SCO should help cut Indian military ties with US: CPI-M

(Photo: AFP)


Membership of the Shanghai Cooperation Organisation (SCO) gives a good opportunity to India to reduce its military and security ties with the US and also review its confrontationist stance towards China and Pakistan, the CPI-M has said.

An editorial in the CPI-M journal "People's Democracy" welcomed the Modi government's decision to become a full member of the SCO "and not let the narrow prism of its differences with Pakistan and China stand in the way of doing so. 

"However, there is a confused understanding in the Indian establishment about the membership of the SCO and inherent contradictions due to the direction of foreign policy and strategic relations pursued in the past one and a half decades. 

"India has forged a growing military collaboration with the US and is now treated by the US as a 'major defence partner'. The SCO is a security alliance which excludes the US and does not subscribe to the US geo-political strategy in Asia. 

"Now with the uncertainties attached to the Trump administration's strategic outlook, the membership of the SCO is an appropriate time to start reducing the military and security ties with the US."

The Communist Party of India-Marxist also urged the Modi government to embrace the Belt Road Initiative (BRI) of China. 

"All the other seven countries of the SCO are partners of the BRI and have endorsed it. India will be the odd man out. It would be better for India to revise its stance and find ways to cooperate with the One Belt One Road project which has Central Asia at the heart of it. 

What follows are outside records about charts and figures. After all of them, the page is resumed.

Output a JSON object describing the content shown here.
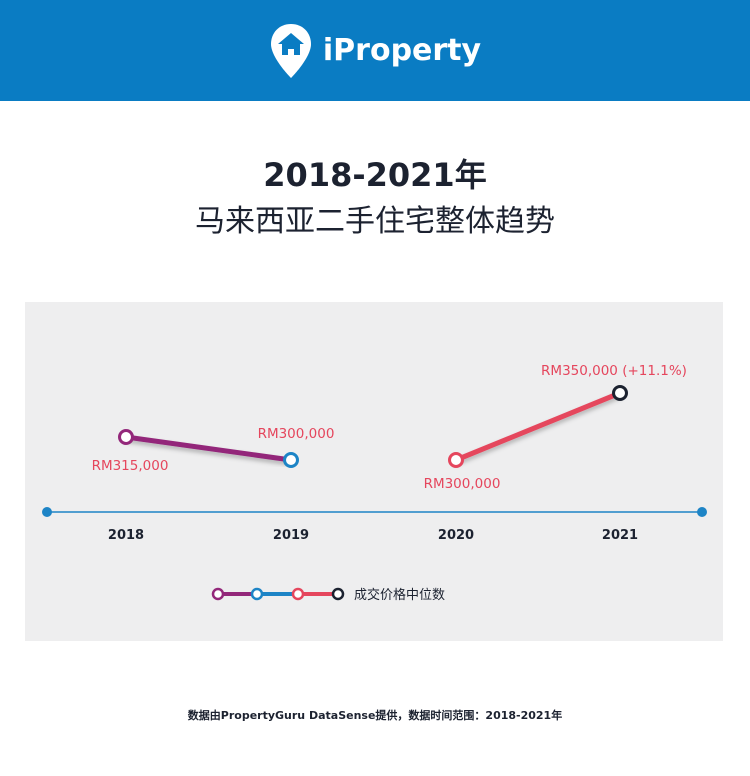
{
  "brand": {
    "name": "iProperty",
    "icon": "home-pin-icon"
  },
  "title": {
    "line1": "2018-2021年",
    "line2": "马来西亚二手住宅整体趋势"
  },
  "legend": {
    "label": "成交价格中位数"
  },
  "footnote": "数据由PropertyGuru DataSense提供，数据时间范围：2018-2021年",
  "colors": {
    "header": "#0a7cc3",
    "seg_2018_2019": "#93277a",
    "seg_2019_2020": "#1d84c6",
    "seg_2020_2021": "#e5465d",
    "label": "#e5465d",
    "axis": "#1d84c6",
    "marker_2021": "#1c2230"
  },
  "chart_data": {
    "type": "line",
    "categories": [
      "2018",
      "2019",
      "2020",
      "2021"
    ],
    "series": [
      {
        "name": "成交价格中位数",
        "values": [
          315000,
          300000,
          300000,
          350000
        ]
      }
    ],
    "data_labels": [
      "RM315,000",
      "RM300,000",
      "RM300,000",
      "RM350,000 (+11.1%)"
    ],
    "grid": false,
    "legend_position": "bottom-center"
  }
}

"Being together on the joint platform of the SCO with Pakistan and China should induce some re-thinking on the Modi government's confrontationist and negative stance towards both these neighbours." 

The CPI-M said the SCO can play an important role in dealing with the intractable conflict in Afghanistan. 

"India should be able to use this forum in a constructive manner. An important part of this would be to find ways and means to resume political negotiations with Pakistan. 

"It is the India-Pakistan conflict and hostility which has crippled SAARC. Hopefully, being together in the SCO would mark a beginning in the reversal of this bitter and conflicted relationship."